'Anyway,' Leaphorn continued, 'Jackson had apparently been picked for this assignment simply because he was a Navajo and looked like one. His job must have been to help Hall set up his equipment and make sure that nobody knew what was going on. It wouldn't have seemed difficult, for the very reason the military chose this route for its overland missile. The country was almost completely deserted. Hall set up in Many Ruins Canyon complex, which The People avoid because of the Anasazi ghosts, and Jackson scared the few stragglers out by pretending to be a witch.'

'Except Horseman,' McKee said.

'Yeah. Except Horseman.' Leaphorn's voice was flat.

'It wasn't your fault,' McKee said.

'Remember what I said to Jackson at the trading post? I said if Horseman don't come out we'll come in looking for him. So Jackson brought him out for us and laid him out where we couldn't miss him.'

'Use your head, Joe. There was no way you could have stopped it from happening.'

'I was slow figuring it out,' Leaphorn said. 'I smelled something about Jackson. But I figured him to act like a Navajo and he was acting like a white man.'

'Thanks a lot,' McKee said.

'If he was a Navajo, no matter what he was doing in there, killing Horseman would have screwed it up for him. He would have gone off somewhere and had a sweat bath, and then he would have found himself a Singer and got himself cured and forgot about it.'

Leaphorn told McKee about the Enemy Way and about finding the place where Jackson had built the road up Ceniza Mesa.

'He had put one of the radar sets up there and then he was improving his road so he could get it down fast, without using the winch. When he missed his hat, he knew someone had seen him, so he moved the radar back over to the plateau. I didn't know about the radar but it was beginning to be clear by then that there had to be a lot of money involved somewhere. You put it together-a lot. of money and a killing. It's not natural, and it's not Navajo.'

'All right,' McKee said. 'I'll buy that. But how did Hall get into it?'

'I don't know,' Leaphorn said. 'I hear the federals are looking into a little West Coast electronics company with Mafia ownership.
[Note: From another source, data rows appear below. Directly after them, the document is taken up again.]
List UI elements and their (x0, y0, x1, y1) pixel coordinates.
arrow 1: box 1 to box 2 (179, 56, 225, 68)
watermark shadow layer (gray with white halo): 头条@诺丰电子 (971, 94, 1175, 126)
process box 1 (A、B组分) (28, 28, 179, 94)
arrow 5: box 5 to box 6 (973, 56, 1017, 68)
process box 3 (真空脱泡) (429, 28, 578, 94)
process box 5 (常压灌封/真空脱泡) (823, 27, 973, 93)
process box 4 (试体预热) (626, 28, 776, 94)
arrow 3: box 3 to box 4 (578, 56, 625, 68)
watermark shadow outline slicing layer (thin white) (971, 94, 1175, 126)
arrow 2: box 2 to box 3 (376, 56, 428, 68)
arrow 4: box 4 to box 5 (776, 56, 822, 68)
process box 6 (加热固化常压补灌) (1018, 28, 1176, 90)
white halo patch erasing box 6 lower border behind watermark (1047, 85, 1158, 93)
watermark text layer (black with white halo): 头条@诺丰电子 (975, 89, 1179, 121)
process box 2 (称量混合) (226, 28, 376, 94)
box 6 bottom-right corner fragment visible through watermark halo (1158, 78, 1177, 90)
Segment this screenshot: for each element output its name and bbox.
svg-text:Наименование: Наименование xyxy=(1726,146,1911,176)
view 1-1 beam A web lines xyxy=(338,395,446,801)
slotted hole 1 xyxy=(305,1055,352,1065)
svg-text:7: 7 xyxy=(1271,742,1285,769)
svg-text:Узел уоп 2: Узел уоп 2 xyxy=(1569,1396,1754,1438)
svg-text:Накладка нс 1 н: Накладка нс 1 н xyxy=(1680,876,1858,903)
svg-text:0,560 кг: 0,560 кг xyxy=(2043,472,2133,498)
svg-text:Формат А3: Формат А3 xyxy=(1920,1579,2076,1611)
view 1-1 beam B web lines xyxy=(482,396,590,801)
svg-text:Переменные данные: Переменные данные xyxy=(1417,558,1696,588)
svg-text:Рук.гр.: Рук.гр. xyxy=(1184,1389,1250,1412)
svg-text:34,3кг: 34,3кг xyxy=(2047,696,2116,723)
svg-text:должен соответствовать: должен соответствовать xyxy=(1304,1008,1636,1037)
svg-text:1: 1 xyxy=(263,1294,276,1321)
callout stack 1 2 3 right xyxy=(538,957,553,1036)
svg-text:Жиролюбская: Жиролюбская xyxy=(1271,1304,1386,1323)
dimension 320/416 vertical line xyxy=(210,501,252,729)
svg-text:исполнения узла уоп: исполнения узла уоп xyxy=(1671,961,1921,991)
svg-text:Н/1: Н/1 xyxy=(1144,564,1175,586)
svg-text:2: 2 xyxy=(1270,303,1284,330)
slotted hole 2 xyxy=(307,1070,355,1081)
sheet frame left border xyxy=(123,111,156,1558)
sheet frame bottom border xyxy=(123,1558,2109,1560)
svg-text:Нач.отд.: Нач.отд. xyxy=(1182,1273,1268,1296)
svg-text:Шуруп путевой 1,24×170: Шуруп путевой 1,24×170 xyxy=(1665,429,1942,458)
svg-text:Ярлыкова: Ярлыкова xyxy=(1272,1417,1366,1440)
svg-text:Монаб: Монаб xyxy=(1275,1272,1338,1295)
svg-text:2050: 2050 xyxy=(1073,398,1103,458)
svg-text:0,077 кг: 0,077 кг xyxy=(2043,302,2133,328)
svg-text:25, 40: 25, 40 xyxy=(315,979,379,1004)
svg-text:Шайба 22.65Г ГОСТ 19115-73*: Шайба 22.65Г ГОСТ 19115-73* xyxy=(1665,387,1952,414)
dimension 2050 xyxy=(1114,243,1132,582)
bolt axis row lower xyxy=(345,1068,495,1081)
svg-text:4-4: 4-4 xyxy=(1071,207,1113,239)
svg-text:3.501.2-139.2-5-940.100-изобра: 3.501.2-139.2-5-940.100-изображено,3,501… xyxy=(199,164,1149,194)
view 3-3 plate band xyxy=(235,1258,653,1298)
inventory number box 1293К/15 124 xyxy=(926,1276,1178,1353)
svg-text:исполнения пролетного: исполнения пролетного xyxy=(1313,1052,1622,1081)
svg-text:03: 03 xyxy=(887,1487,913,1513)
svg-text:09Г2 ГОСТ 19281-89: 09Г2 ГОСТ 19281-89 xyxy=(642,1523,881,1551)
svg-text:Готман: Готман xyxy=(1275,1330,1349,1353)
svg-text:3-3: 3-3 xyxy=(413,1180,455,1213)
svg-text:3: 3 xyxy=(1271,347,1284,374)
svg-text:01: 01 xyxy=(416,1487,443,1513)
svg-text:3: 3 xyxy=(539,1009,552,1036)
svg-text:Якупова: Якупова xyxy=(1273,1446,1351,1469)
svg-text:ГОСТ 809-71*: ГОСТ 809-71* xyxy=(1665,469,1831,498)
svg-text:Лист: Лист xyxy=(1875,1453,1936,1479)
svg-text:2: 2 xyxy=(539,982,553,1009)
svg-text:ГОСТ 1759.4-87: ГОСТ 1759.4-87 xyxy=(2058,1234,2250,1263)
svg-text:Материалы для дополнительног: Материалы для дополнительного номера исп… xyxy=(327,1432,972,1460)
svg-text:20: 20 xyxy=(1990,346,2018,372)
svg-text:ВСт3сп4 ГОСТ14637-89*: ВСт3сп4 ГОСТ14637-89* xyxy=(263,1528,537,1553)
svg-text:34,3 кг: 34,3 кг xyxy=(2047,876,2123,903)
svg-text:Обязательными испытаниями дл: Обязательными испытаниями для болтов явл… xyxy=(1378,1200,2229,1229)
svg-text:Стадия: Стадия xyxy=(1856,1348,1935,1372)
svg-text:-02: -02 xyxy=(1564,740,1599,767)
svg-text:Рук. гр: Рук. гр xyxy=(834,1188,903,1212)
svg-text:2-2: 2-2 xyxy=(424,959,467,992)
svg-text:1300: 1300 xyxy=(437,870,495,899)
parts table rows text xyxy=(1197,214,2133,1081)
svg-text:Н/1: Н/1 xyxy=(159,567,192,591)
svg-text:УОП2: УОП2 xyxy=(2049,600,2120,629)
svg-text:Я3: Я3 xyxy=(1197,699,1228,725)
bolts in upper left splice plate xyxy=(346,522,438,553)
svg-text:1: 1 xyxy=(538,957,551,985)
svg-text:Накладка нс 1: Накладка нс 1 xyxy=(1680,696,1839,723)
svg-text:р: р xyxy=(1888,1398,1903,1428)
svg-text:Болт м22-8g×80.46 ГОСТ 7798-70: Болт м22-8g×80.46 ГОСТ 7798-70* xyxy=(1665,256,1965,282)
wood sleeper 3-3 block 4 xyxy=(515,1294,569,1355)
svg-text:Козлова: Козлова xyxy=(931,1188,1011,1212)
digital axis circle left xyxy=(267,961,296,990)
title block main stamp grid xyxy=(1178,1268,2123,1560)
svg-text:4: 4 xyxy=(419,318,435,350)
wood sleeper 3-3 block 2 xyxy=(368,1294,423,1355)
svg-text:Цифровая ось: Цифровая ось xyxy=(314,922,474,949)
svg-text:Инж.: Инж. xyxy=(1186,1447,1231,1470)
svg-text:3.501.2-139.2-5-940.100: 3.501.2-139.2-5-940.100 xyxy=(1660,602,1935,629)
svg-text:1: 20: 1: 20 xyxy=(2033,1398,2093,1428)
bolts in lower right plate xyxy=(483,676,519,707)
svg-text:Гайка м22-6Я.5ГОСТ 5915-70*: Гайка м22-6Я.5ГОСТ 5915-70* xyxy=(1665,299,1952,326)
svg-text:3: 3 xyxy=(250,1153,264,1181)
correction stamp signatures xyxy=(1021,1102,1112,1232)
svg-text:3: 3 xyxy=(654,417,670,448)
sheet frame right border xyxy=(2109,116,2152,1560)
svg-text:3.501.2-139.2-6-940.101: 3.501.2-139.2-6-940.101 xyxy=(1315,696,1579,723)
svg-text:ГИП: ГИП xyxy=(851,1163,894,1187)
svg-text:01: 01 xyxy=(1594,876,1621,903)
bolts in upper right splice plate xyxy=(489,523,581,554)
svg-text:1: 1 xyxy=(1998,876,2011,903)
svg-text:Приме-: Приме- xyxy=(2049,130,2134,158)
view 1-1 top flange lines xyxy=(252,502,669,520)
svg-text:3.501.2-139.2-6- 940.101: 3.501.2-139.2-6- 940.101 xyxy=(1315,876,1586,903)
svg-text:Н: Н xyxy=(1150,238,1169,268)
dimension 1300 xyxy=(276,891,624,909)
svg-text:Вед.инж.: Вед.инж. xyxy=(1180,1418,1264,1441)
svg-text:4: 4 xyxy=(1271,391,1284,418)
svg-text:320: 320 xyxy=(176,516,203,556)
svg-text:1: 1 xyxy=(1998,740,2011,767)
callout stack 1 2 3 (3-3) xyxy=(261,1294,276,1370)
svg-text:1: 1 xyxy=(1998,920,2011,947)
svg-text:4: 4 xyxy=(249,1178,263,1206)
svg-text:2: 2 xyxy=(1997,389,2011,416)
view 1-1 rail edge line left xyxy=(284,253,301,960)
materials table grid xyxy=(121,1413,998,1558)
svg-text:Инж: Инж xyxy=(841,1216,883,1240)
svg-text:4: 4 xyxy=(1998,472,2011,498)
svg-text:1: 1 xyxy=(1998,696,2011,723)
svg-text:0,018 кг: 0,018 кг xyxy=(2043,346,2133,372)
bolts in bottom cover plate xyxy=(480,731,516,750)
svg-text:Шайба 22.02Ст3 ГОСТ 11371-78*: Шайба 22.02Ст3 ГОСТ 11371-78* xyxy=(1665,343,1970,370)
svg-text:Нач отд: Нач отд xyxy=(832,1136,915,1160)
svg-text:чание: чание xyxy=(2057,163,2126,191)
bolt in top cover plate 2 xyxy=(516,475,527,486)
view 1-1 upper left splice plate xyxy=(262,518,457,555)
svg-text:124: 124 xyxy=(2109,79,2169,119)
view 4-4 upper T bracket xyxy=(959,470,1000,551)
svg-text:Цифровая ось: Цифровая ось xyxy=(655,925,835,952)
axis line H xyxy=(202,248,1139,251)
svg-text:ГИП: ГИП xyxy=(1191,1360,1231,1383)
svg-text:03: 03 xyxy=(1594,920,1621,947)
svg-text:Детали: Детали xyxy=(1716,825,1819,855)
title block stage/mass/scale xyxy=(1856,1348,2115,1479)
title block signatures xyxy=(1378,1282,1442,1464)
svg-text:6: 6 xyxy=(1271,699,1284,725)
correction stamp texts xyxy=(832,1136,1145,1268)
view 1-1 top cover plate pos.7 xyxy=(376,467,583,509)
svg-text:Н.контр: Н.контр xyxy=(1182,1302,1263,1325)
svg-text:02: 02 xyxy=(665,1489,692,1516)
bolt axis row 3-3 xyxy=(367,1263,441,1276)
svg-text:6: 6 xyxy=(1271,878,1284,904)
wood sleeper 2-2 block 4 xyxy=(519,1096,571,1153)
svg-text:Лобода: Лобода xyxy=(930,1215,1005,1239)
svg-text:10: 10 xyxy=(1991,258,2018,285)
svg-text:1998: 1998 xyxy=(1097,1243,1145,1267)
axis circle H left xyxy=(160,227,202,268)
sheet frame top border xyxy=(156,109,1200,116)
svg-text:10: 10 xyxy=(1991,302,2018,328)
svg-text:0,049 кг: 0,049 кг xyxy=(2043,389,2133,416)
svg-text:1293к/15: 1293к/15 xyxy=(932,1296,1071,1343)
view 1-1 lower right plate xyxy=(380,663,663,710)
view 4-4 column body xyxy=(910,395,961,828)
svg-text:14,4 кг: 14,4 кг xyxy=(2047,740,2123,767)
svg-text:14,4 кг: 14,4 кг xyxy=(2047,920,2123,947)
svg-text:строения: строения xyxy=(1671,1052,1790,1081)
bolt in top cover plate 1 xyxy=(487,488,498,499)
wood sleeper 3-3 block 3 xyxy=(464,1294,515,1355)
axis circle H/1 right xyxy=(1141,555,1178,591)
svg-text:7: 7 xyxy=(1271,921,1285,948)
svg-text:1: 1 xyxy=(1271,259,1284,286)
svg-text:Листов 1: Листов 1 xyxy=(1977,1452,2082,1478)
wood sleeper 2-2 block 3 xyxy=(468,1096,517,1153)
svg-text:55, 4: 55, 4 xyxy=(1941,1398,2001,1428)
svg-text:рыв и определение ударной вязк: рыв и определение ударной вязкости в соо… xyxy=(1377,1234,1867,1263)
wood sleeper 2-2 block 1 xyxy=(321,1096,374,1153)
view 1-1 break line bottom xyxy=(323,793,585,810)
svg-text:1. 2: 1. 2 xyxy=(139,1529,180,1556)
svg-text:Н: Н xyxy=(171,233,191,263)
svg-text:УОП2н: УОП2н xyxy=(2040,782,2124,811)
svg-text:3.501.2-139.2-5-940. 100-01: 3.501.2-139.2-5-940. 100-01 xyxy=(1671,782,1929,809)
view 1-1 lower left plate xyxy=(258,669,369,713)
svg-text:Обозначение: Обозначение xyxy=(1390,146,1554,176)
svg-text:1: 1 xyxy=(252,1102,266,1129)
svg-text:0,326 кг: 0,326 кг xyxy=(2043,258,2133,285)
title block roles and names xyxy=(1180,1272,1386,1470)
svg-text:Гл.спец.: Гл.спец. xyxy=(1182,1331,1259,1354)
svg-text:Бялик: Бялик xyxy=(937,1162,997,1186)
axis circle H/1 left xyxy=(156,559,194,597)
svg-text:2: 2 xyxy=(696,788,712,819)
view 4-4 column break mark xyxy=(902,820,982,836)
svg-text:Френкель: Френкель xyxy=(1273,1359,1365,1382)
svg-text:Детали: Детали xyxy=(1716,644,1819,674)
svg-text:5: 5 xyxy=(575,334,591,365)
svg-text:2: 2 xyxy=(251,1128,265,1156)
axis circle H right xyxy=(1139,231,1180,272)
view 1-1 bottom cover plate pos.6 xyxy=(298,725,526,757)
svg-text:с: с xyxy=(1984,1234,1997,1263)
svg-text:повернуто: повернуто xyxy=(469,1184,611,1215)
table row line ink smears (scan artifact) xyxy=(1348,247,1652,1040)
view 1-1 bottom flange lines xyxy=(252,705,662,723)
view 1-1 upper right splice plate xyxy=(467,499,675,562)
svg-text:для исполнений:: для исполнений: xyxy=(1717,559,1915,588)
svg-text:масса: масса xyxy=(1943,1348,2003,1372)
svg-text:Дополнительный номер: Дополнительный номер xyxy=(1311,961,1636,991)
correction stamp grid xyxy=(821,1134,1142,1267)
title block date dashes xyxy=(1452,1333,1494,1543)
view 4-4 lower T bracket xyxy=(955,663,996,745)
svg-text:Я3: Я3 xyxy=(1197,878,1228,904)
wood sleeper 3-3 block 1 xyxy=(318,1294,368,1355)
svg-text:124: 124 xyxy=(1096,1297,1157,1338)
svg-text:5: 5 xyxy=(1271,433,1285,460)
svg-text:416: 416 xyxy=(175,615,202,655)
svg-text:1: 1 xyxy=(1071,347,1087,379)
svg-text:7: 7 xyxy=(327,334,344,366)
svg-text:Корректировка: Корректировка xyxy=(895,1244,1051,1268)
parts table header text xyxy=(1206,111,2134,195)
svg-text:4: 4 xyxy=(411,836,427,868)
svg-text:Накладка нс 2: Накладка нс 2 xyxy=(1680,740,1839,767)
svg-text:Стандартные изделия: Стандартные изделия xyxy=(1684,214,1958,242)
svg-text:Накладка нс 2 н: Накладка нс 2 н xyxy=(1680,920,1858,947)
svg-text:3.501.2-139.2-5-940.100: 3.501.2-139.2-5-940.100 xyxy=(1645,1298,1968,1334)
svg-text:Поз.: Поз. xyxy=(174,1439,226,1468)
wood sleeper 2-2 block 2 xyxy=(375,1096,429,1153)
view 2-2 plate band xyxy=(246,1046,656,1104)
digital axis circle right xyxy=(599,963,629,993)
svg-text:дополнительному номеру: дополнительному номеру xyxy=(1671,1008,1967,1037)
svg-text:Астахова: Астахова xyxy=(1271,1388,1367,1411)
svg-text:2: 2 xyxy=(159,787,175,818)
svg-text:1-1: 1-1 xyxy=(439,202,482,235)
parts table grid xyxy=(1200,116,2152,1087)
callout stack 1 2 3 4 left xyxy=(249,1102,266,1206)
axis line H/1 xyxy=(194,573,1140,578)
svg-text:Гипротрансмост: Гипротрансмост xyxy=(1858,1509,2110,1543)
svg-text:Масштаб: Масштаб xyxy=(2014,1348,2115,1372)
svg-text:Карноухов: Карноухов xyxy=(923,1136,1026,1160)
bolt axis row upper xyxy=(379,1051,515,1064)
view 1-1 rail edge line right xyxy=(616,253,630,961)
I think Hall did some work for them before-something legitimate.' He looked at McKee pensively. 'Didn't that business about Jackson wanting you to write the letter tell you something?'

'It told me he didn't want anybody coming in there looking for us,' McKee said. 'What else?'

'Think about it,' Leaphorn said. 'If you have a bunch of computer tapes giving you the exact performance of the other guy's ballistic missile system, it's worth a bunch of money. But it's worth a lot more if the other side doesn't suspect you've got it. Right?'

'Because if he suspects he changes the system,' McKee said. 'Eddie said something about that. About the letter being worth a lot of money.'

A nurse came in then, a Navajo girl, in the uniform of the Indian Service Hospital. She scolded Leaphorn for staying too long, took McKee's temperature and gave him a capsule and a drink of water.

When McKee awoke again, there was a tray beside his bed with a covered dish of food on it, and beside the dish was an envelope.

He turned the envelope in his good hand, aware before he opened it of the familiar feeling of his common sense struggling with his perennial incurable optimism. The note inside was from Ellen Leon. Tomorrow, it began, the doctor would let her come to visit him. It was not just fourteen blunt words in blue ink on blue paper. It was a long letter.